While children receiving chemotherapy regularly get hearing tests, adults don’t, and a new study from UC San Francisco reports for the first time that significant hearing problems often occur in adult survivors of cancer. the most common.
The researchers found that more than half of the survivors in their study who had been treated with chemotherapy had significant hearing problems.
Previously, it was unknown how often survivors of breast, gastrointestinal, gynecological or lung cancer suffered from clinically significant levels of hearing loss and tinnitus (ringing in the ear).
Our study is the first to demonstrate that hearing loss and tinnitus are widespread problems among survivors of the four most common types of cancer.
The article is published on Wednesday, July 27, 2022 in BMJ Supportive and palliative care.
“While hearing loss associated with the administration of platinum-based drugs has been reported in adults with testicular and head and neck cancer, our study is the first to demonstrate that hearing loss and tinnitus is a very common problem among survivors of the four most common types of cancer,” said first author Steven W. Cheung, MD, UCSF professor of otolaryngology – Head and Neck Surgery.
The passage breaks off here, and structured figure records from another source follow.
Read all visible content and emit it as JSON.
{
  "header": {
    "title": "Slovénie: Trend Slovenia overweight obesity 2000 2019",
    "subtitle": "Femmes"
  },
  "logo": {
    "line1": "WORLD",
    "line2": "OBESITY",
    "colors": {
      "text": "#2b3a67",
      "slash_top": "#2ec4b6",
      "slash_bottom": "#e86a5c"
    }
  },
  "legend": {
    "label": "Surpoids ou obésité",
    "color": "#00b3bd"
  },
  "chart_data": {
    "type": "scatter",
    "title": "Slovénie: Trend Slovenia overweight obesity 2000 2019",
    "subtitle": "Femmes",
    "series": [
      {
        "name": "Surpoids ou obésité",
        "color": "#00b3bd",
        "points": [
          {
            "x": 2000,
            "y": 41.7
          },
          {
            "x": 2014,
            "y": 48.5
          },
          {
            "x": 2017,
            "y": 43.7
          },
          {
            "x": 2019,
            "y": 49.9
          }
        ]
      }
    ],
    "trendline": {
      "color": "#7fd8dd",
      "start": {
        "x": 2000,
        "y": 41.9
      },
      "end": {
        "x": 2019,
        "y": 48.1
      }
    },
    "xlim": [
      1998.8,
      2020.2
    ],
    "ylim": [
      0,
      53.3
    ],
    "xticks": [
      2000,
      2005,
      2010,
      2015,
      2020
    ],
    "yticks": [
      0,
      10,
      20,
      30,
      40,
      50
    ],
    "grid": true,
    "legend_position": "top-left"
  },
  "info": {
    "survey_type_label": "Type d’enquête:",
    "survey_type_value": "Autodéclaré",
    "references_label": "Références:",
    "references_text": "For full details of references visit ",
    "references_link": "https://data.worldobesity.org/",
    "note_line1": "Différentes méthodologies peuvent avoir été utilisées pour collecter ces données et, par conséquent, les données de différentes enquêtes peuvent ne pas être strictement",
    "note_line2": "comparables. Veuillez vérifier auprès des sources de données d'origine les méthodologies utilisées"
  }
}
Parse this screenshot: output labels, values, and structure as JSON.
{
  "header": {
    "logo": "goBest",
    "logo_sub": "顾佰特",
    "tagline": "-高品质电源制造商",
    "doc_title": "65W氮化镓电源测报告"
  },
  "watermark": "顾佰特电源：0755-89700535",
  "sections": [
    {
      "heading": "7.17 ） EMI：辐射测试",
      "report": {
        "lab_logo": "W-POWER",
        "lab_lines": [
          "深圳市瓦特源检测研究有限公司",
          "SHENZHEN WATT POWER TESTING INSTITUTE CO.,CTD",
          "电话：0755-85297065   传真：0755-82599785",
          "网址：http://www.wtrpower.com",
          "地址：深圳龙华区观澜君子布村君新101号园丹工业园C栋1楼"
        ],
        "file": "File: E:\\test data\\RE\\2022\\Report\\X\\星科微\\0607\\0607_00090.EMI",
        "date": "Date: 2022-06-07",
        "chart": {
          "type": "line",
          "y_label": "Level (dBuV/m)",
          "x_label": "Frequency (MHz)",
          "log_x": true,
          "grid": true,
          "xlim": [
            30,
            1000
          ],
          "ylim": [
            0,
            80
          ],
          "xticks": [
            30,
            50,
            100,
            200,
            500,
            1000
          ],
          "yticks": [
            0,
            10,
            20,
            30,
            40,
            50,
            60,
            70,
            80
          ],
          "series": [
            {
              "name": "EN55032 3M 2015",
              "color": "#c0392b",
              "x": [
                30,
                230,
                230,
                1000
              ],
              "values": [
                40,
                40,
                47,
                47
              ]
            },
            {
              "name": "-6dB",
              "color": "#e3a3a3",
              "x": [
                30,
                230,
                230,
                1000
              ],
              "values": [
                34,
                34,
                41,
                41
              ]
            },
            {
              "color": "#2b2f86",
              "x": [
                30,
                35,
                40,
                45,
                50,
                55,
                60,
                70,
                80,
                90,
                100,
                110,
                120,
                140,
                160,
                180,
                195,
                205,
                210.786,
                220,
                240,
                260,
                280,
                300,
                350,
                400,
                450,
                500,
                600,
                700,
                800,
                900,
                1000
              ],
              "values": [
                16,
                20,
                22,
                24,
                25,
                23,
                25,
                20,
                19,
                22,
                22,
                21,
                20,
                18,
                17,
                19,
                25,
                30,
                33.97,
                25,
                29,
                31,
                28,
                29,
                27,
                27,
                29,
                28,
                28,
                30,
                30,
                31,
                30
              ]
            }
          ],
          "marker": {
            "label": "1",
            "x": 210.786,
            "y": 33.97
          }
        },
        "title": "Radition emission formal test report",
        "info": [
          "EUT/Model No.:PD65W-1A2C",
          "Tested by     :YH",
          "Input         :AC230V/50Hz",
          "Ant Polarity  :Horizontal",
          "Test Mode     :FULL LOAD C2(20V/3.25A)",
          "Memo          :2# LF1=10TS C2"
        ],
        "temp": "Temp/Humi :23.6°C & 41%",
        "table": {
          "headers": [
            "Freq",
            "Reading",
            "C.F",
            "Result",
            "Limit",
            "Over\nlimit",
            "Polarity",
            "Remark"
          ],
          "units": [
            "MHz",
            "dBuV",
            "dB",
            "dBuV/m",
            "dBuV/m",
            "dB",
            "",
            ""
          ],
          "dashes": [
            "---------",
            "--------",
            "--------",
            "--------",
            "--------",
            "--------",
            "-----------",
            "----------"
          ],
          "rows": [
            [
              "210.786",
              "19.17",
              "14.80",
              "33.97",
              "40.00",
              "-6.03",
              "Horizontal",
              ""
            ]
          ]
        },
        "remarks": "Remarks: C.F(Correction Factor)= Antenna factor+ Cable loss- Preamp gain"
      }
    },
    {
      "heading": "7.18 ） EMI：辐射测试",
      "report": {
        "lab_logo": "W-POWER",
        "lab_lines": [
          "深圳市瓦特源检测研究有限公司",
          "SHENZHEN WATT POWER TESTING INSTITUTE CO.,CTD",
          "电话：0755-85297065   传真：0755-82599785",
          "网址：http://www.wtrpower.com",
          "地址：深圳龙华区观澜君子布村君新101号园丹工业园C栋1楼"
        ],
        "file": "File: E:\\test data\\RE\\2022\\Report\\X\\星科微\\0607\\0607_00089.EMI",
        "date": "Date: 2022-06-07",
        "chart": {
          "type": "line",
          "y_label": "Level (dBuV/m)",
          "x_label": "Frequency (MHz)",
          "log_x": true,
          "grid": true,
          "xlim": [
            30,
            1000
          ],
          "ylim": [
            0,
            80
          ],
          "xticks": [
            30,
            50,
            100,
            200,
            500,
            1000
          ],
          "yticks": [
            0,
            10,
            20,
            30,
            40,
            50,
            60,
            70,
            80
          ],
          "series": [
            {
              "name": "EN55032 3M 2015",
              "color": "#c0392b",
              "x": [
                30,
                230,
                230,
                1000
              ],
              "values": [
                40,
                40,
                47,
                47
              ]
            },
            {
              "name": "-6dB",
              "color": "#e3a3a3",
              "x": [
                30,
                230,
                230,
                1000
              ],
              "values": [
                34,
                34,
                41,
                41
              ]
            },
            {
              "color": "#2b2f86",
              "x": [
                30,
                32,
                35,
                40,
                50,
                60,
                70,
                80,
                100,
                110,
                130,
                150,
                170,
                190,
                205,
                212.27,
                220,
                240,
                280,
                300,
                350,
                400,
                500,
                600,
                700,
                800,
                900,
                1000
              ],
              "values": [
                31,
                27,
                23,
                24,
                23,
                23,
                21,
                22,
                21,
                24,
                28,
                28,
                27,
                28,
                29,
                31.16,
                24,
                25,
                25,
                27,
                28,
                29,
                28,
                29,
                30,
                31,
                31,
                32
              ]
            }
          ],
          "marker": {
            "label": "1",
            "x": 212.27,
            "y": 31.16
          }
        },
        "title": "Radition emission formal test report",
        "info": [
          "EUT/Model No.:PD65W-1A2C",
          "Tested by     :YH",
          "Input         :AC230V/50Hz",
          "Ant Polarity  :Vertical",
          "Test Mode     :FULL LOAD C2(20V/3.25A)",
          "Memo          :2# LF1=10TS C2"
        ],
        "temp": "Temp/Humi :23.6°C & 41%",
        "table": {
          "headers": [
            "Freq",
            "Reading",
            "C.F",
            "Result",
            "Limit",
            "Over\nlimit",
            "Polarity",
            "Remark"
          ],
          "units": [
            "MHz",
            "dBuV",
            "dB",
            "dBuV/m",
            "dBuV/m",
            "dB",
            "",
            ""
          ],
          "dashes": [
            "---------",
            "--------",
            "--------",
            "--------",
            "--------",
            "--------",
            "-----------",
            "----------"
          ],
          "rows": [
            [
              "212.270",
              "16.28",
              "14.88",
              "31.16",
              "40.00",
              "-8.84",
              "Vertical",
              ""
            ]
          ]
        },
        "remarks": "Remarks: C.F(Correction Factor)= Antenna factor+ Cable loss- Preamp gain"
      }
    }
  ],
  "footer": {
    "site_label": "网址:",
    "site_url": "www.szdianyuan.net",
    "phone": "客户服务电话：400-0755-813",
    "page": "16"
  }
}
“Another important and previously unknown finding from our study is that these high rates of hearing loss and tinnitus occur not only with platinum-based drugs, but with another class of chemotherapy drugs called taxanes,” said he declared. “Given that chemotherapy regimens containing platinum and taxanes are most commonly used to treat the majority of cancers, these findings have tremendous implications for clinicians treating cancer patients, as well as cancer survivors. cancer.”
The study looked at 273 cancer survivors, with an average age of 61 who had completed their cancer treatment about five years earlier.
Clinicians should refer survivors for hearing testing on a regular basis.
Investigators found that more than 50% had experienced significant hearing loss confirmed by an audiogram, a type of hearing test, and more than 35% reported tinnitus.
Reflecting the negative impact hearing loss and tinnitus can have on mood and social interactions, participants with hearing loss reported moderate to severe levels of impairment in routine activities, such as watching television or radio, talk with family members and friends or converse in Restaurants.
Tinnitus sufferers have reported that the problem interferes with their ability to concentrate or relax, their mood and zest for life, and their sleep.
The findings have important implications for the care of cancer patients and survivors, the investigators said. Because hearing loss and tinnitus are not routinely assessed in patients receiving chemotherapy for breast, gastrointestinal, lung, and gynecological cancers, and many of these individuals may have some degree of hearing loss related to age, hearing loss and tinnitus assessments should be done before, during and after administration of chemotherapy, the authors said.
Additionally, the authors noted that since hearing loss is often underestimated, routine screening and follow-up should be performed by hearing care professionals. Individualized tinnitus management plans require consultation with specialist clinicians.
Notably, while 31% of participants denied having any hearing loss, they were later found to have hearing loss on audiometry.
“While individuals often underestimate hearing problems, our findings underscore the need for cancer survivors to have their hearing tested,” said Christine Miaskowski, RN, PhD, lead and corresponding author, member of the UCSF School of Nursing and the UCSF Helen Diller Family. Comprehensive Cancer Center. She is also a Fellow of the American Academy of Nursing in recognition of her nursing accomplishments.
“Although the type of hearing loss that occurs with platinum and taxane medications is permanent, patients’ hearing can be improved with the use of a hearing aid,” Miaskowski said. “Only 17% of survivors in our study used a hearing aid, suggesting that clinicians should refer survivors for hearing testing on a routine basis.”
Co-authors: From UCSF, the co-authors are Jennifer Henderson Sabes, MD, AuD; Judith Mastick, MS; Gary Abrams, MD; Karin Snowberg, MA; Emely Alfaro, RN, MS; Marisa Quinn, RN, MBA; Steven M. Paul, Ph.D.; Margaret Wallhagen, RN, Ph.D.; and Jon D. Levine, MD, PhD.
Funding: The study was supported by the National Cancer Institute (CA 151692) and the American Cancer Society. The project was also supported by the National Center for Advancing Translational Sciences, National Institutes of Health through UCSf-CTSI grant number UL1 TR000004.